Il post includeva anche un video in cui si vede quello che probabilmente è un missile colpire un edificio facendolo saltare in aria. Trump ha aggiunto che “ora i terroristi del Tren de Aragua non hanno nessun rifugio sicuro, né in Venezuela né in nessun altro luogo. Sotto la mia leadership troveremo questi assassini e boss della droga in qualsiasi momento e luogo, per mandarli nelle profondità dell’inferno, a cui appartengono”.

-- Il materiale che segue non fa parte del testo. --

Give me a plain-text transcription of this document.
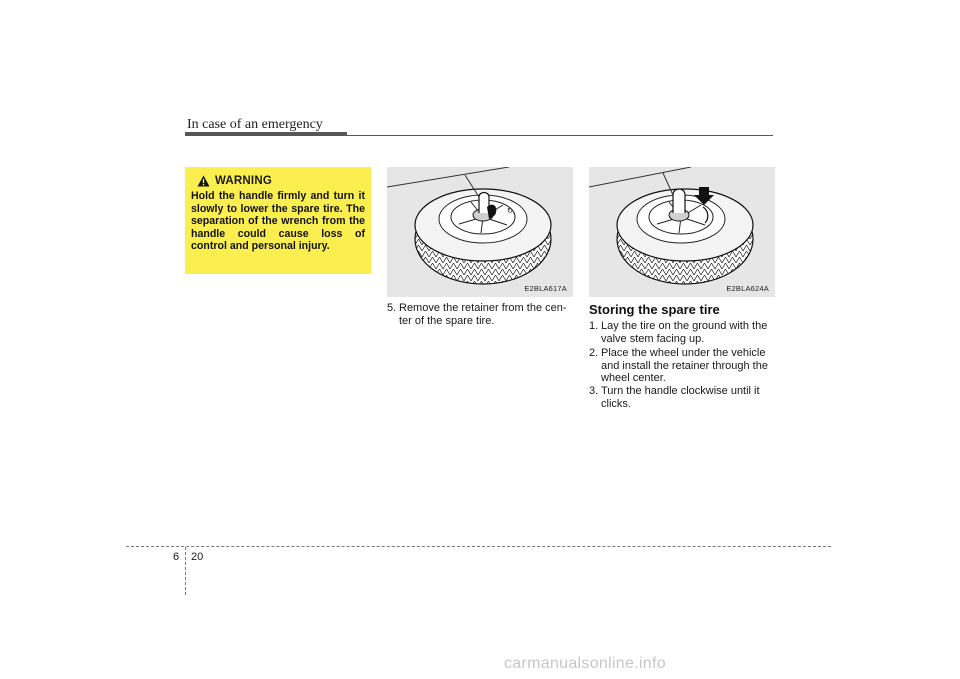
In case of an emergency
WARNING
Hold the handle firmly and turn it slowly to lower the spare tire. The separation of the wrench from the handle could cause loss of control and personal injury.
↻
E2BLA617A	E2BLA624A
5. Remove the retainer from the cen- ter of the spare tire.
Storing the spare tire
1. Lay the tire on the ground with the valve stem facing up.
2. Place the wheel under the vehicle and install the retainer through the wheel center.
3. Turn the handle clockwise until it clicks.
6 20
carmanualsonline.info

Successivamente il governo di Caracas, guidato dalla presidente ad interim Delcy Rodríguez, ha reso noto che il leader criminale era stato ucciso nello stato di Bolívar, nel sudest del paese, come risultato di una collaborazione coordinata tra i due paesi.

Il Tren De Aragua è l’organizzazione criminale più potente del Venezuela e l’unica ad aver allargato il suo potere all’estero. Da semplice gruppo nato all’interno di un carcere – quello di Tocorón, nello stato di Aragua – si è trasformato in una minaccia internazionale che gestisce un ampio ventaglio di attività illecite in vari paesi del Sudamerica.